The Euro is weaker as traders look ahead to the potential drop in tomorrow’s German IFO report. Both the weaker German ZEW and Belgian manufacturing surveys suggest that business confidence could have also deteriorated in the month of July. Although analyst sentiment and business sentiment has had a weak correlation over the past few months, the Belgian survey tends to be a reliable leading indicator for the IFO. The drop could be limited however since the World Cup did not end until July 9, which may have effectively prolonged the World Cup’s effect on the economy. If you recall, it was also the World Cup that sent business sentiment to a 15 year high last month. Meanwhile despite the Euro’s retracement, economic data released today was mixed.
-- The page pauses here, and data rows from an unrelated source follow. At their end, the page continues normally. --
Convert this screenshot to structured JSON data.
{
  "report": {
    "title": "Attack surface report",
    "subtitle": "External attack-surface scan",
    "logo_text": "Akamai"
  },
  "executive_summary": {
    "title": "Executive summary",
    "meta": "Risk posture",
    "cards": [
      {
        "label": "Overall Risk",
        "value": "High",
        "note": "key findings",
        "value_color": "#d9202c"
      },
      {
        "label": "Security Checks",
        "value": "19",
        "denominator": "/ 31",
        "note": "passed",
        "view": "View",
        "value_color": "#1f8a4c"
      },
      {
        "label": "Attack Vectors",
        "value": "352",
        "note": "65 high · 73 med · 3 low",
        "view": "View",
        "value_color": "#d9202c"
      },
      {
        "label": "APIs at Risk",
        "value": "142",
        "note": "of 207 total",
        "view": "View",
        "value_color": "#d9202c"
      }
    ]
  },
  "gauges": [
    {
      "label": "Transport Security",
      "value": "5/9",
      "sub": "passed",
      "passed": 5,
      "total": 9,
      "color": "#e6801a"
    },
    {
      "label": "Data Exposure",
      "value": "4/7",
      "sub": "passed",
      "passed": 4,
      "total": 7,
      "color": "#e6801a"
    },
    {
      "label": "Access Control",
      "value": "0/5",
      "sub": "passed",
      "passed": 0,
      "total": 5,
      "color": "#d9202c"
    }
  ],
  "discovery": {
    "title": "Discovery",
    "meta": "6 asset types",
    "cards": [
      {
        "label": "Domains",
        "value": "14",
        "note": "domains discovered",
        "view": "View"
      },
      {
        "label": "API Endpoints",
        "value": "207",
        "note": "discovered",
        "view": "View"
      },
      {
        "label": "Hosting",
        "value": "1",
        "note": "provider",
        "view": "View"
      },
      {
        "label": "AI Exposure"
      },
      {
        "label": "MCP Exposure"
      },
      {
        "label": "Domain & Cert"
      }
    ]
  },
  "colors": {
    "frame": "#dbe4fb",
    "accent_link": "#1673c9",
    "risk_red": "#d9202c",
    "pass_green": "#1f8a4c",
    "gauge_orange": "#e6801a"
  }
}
French business confidence increased from 107 to 109 in the month of July while preliminary German consumer prices increased 0.4 percent this month. However Italian business confidence dropped from a downwardly revised 98.3 to 96.7. The Eurozone current account balance also deteriorated from a surplus of 0.9 billion to a deficit of 8.2 billion. Over in Switzerland, economic data continues to outperform its neighbors. The UBS consumption indicator jumped to a 5 year high of 2.111, which is indicative of strong consumer spending in the second quarter.

British Pound

With no economic data released over the past two days, the British pound continued to lose value on the back of the recovery in the US dollar. Tomorrow may be a bit different however as the tables turn slightly. Aside from the US Beige Book report due much later in the afternoon, there is nothing else on the US economic calendar. The UK on the other hand is scheduled to release the CBI industrial trends survey, which is forecasted to improve from -12 to -10. A stronger report could help the GBP/USD recover somewhat in the early hours of trading. Aside from the CBI report, it should be extremely quiet in the UK as there is no other economic data scheduled for release until next week.

Japanese Yen

Like the British pound, there was no Japanese economic data released overnight which explains today’s quiet trading in the Japanese Yen. This has allowed news from China to continue to yield its influence on the Yen. Although dollar strength has sent USD/JPY above 117, the Yen held steady against the Euro, British pound and Swiss Franc. Another revaluation announcement by China will certainly tip the scales more in the Yen’s favor, but for the time being, Yen crosses remained trapped in a relatively tight trading range. Tonight we are expecting the Japanese Trade Balance for the month of June. The surplus is predicted to balloon from Y382 billion to Y833 billion, but the recent rise in oil prices poses a risk to the lofty forecasts. In addition to that, traders will also be paying attention to comments from Bank of Japan policy member Suda tomorrow for clues on when the Bank of Japan could deliver its second interest rate hike. We still expect another rate hike to be delayed for at least two months on the central bank’s desires to contain expectations.